Hostilities now seem to have been opened between
Ethiopia’s government and Tigray’s. “Given the strength of Tigray’s security
forces, [any] conflict could well be protracted,” the International Crisis
Group said in a recent report.
There are widespread fears over the destabilising
impact of the incipient conflict.
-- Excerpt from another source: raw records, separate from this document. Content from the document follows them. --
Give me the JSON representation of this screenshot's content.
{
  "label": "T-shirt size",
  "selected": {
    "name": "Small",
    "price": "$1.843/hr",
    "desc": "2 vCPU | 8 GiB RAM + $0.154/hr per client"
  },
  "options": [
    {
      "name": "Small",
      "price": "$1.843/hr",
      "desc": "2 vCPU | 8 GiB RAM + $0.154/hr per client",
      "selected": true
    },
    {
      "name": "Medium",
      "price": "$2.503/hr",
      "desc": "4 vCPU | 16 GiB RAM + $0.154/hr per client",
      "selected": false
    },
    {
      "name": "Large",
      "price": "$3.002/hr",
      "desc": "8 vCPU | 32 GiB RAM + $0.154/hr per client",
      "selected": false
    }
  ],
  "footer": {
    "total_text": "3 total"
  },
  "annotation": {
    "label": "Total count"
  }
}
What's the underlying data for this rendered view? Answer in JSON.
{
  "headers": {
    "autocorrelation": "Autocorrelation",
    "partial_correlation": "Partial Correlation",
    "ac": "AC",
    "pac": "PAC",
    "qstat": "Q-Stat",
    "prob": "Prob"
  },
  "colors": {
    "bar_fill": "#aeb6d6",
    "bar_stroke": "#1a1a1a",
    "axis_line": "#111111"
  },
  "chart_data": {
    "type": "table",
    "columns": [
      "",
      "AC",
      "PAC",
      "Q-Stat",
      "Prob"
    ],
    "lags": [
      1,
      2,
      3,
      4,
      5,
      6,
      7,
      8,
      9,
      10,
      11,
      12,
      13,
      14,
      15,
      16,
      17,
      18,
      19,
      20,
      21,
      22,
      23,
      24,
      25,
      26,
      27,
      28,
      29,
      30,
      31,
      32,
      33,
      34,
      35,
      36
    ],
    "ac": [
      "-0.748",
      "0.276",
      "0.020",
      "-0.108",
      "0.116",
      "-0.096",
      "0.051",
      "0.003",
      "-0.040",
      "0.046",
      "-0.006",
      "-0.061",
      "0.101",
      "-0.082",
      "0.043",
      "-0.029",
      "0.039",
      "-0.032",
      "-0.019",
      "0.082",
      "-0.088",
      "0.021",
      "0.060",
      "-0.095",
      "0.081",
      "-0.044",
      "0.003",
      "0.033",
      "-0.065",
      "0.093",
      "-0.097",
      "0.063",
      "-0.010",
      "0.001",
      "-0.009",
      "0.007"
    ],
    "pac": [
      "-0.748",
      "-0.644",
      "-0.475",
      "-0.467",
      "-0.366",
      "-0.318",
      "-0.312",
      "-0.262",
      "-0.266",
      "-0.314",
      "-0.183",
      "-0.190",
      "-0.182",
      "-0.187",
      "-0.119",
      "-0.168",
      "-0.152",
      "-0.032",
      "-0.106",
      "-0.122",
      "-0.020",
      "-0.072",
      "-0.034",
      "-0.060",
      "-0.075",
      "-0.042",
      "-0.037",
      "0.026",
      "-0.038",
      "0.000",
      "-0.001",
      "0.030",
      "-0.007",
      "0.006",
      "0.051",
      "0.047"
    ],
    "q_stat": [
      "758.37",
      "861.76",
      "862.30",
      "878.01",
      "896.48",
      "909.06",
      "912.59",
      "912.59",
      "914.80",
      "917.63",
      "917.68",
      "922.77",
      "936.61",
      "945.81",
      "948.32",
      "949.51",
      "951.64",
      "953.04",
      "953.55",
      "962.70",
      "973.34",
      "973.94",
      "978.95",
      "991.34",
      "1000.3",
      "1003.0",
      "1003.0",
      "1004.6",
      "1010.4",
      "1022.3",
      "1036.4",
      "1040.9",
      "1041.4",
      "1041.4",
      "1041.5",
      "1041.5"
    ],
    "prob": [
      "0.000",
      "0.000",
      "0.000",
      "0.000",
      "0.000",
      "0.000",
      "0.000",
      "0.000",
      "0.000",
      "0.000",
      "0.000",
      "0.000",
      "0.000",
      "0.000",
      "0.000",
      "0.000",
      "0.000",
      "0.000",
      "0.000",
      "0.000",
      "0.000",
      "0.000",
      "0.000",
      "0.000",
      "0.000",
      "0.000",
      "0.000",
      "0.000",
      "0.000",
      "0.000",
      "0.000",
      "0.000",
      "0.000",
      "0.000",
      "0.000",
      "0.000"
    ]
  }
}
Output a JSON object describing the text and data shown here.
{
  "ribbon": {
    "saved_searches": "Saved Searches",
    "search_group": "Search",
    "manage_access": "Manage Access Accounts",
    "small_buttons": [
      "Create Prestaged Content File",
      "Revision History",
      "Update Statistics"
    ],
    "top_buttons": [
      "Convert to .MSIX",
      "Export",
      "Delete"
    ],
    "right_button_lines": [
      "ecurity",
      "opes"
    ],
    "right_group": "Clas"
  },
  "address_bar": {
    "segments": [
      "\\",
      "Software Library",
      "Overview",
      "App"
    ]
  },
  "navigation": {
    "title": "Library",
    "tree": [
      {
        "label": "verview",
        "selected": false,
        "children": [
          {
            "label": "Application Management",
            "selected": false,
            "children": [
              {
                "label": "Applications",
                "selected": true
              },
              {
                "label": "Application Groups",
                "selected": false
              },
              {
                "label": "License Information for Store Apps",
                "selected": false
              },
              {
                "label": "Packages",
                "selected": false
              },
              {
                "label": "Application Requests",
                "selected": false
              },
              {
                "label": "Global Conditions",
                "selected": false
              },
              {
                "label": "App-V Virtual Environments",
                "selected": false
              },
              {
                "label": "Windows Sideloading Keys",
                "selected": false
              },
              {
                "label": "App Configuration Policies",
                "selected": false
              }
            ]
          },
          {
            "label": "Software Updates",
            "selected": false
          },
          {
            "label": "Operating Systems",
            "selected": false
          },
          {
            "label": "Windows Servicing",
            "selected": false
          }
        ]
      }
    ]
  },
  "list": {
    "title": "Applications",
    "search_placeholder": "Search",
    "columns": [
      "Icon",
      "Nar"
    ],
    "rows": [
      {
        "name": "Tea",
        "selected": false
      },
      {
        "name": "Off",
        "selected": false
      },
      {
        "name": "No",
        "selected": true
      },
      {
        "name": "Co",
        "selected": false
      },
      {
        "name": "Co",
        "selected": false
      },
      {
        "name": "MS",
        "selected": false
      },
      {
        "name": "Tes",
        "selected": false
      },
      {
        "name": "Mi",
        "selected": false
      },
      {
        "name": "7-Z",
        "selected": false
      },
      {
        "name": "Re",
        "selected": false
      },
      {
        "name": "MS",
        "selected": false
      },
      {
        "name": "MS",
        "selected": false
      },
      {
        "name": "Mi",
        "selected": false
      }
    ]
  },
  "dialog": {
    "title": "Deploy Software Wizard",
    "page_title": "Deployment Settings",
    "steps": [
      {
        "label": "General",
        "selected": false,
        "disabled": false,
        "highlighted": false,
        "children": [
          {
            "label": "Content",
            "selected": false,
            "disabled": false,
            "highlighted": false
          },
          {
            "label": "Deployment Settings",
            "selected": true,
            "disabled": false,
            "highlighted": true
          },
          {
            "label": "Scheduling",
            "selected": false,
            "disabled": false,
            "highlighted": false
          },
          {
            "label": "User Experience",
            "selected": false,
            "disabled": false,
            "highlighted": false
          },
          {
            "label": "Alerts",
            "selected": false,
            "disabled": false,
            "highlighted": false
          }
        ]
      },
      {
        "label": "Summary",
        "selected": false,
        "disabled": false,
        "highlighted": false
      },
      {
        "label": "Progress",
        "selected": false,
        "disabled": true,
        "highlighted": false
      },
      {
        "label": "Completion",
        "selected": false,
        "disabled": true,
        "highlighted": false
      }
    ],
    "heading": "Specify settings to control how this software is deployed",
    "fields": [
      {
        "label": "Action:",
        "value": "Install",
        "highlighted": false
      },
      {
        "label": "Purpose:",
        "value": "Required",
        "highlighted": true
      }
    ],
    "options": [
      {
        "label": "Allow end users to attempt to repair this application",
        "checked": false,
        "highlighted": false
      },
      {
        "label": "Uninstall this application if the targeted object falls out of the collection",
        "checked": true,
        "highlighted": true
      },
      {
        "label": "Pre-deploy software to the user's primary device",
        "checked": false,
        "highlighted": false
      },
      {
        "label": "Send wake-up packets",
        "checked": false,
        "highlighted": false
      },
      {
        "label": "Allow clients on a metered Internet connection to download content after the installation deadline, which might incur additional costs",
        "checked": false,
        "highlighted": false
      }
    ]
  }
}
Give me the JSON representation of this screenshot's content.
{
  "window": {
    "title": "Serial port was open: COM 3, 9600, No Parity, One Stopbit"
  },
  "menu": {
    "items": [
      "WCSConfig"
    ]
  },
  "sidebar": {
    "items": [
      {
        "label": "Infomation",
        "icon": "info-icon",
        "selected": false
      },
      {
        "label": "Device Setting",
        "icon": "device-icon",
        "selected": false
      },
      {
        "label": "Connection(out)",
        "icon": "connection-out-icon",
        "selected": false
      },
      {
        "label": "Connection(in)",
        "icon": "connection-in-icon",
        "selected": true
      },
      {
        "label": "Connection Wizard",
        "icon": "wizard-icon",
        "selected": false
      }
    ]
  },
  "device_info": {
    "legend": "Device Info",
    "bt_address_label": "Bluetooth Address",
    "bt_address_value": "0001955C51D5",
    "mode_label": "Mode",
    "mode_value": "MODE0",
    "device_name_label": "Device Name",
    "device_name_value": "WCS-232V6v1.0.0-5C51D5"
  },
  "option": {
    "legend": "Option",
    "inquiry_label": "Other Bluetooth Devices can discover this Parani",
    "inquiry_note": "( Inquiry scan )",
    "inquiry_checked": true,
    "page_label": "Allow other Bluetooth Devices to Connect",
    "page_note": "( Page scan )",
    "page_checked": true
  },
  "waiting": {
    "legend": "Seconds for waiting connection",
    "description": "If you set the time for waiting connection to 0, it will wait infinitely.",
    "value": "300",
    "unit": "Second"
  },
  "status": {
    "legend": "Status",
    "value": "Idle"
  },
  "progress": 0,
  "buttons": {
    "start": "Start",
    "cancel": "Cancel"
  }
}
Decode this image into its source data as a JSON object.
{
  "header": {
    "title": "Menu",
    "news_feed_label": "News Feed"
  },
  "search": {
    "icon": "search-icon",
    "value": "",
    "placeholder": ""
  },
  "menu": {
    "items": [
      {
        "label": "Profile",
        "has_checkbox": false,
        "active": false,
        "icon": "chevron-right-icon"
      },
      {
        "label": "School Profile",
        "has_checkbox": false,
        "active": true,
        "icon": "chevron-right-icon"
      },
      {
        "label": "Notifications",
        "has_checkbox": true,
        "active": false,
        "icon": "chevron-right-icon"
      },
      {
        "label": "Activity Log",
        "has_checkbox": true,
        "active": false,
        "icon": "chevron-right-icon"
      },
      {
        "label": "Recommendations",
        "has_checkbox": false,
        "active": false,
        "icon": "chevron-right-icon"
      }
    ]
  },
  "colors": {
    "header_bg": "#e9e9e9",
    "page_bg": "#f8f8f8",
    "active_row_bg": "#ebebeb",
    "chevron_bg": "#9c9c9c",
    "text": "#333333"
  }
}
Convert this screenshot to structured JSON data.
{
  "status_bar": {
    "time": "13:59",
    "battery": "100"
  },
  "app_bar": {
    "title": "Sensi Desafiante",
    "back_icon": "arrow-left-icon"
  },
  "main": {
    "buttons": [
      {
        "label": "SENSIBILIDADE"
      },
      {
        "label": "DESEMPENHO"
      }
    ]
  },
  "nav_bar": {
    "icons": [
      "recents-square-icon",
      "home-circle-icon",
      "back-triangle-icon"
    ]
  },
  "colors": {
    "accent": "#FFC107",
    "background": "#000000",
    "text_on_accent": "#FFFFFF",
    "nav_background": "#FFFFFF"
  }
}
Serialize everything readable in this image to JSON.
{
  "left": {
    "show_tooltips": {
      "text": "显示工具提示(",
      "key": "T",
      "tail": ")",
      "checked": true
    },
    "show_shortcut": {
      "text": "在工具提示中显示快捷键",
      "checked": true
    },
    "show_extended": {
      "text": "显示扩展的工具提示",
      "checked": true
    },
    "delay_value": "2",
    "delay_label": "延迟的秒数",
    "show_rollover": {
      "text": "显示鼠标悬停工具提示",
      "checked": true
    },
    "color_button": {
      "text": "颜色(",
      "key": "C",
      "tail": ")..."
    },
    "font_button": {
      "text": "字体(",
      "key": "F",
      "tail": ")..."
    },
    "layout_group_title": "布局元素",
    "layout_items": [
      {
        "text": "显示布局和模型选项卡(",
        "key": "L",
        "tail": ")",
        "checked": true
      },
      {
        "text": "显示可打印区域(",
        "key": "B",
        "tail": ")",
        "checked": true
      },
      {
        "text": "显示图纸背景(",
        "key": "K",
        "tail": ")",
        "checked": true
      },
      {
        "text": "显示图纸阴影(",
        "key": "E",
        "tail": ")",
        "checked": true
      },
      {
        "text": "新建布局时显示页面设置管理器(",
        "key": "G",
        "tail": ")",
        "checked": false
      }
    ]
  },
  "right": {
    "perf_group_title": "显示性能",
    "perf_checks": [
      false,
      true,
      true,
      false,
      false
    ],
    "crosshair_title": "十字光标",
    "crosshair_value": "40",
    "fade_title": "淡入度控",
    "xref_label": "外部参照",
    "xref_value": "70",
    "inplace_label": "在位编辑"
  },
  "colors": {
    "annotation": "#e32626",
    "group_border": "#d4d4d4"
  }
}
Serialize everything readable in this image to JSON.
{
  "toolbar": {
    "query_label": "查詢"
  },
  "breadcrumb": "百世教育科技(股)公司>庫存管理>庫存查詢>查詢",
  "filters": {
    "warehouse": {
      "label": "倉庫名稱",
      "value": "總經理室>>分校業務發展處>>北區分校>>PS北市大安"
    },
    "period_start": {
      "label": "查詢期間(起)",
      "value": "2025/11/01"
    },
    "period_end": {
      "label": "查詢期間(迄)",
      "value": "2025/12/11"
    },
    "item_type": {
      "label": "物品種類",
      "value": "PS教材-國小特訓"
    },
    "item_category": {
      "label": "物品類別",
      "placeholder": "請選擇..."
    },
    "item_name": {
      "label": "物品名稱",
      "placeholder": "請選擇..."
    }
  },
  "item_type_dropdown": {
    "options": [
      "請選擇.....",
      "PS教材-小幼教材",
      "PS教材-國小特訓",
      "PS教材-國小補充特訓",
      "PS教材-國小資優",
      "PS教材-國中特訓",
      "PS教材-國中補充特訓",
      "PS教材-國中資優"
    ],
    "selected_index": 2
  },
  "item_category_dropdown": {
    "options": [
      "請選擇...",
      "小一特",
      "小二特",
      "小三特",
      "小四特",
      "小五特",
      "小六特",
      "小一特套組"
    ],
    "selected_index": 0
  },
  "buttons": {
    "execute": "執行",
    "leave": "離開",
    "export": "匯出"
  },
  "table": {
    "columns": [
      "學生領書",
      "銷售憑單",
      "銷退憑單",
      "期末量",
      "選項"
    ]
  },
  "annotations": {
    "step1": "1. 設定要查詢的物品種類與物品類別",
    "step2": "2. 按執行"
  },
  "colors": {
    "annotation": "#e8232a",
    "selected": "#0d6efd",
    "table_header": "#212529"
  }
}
UN secretary general António Guterres called
on Friday for “an immediate de-escalation of tensions and a peaceful resolution
to the dispute”. “The stability of Ethiopia is important for the entire Horn of
Africa region,” Guterres said.
Ahmed Soliman, at Chatham House in London, said the
consequences of a full-blown conflict would be “unspeakable” for Ethiopia and
east Africa.
“Ethiopia has been experiencing a difficult
transition over recent years but remains the diplomatic cornerstone of the
region,” he said.
Experts point out it would have been impossible for
Abiy to move troops against Tigray if Ethiopia was still at war with Eritrea.
Now, Isaias Afwerki, the authoritarian leader of Eritrea, is friendly with Abiy
and has no affection for Tigrayan leaders. There are unconfirmed reports of the
mobilisation of Eritrea’s weak military.
The fierce rhetoric from both sides has dampened any
hope for a swift end to the standoff.
Neither side appear ready to compromise. “If I say
‘I’m going to crush you’, then is there really scope for any negotiation?”, a
western diplomat in Addis Ababa said.